Netsafe has processed over 4000 HDC cases since November 2016. The majority of these cases are exactly the sort of thing the law was designed to address. People creating digital content with the express intention of harming another person.
This misunderstanding that the Act is a threat to free speech is rolled out as many times as the theory that the Act was created in reaction to the Roastbusters scandal. That is, as they say, fake news. This briefing paper and the draft HDC Bill predated the roastbusters scandal by over a year.
Incidentally the term “freedom of expression” is found 17 times in that briefing paper, whilst free speech gets 11 mentions.
The HDC Act was designed to fill gaps in legislation that were enabling people to harm others online. There are no specific exemptions in the HDC for where those gaps were already filled but they are captured in section 19(5). That flexibility allows the HDC services to be agile enough to adjust as other legal options or remedies come or go whilst also protecting the Act from misuse.
If somebody believes they have been harmed by a Digital Communication, they report that to Netsafe. Netsafe works with the affected parties to see if the complaint can be resolved satisfactorily. Once that process is complete, a person has the right to progress to the District Court.

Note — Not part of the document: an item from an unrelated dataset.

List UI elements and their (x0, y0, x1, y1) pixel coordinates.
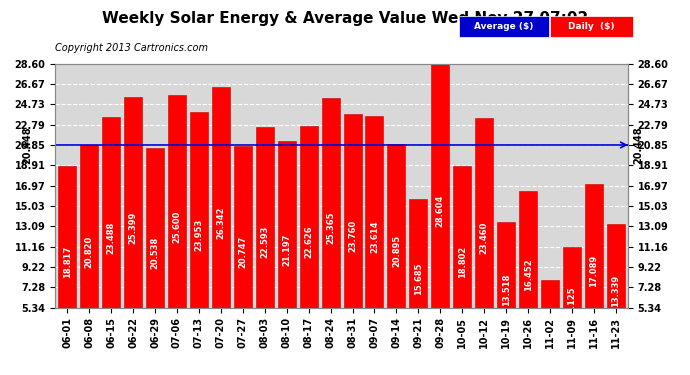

Netsafe is expected to receive, assess, and process complaints using a mix of “persuasion, negotiation, mediation, and advice”. Netsafe does not enforce actions. If a complaint is laid about you, and some digital content exists – you can expect to hear from Netsafe. That is not an indication that Netsafe believes you have breached the Act. It is simply the beginning of that process.
If you have breached the Act, you get a chance to remedy that. If you haven’t breached the Act – you won’t have anything to remedy.
HDC complaints have been brought against media in the past. They will again in the future. If the court rules that HDC complaints can not be brought against media – then Netsafe will build that advice into its process. In the meantime, we will process these complaints as regular HDC complaints alongside the thousands of other cases.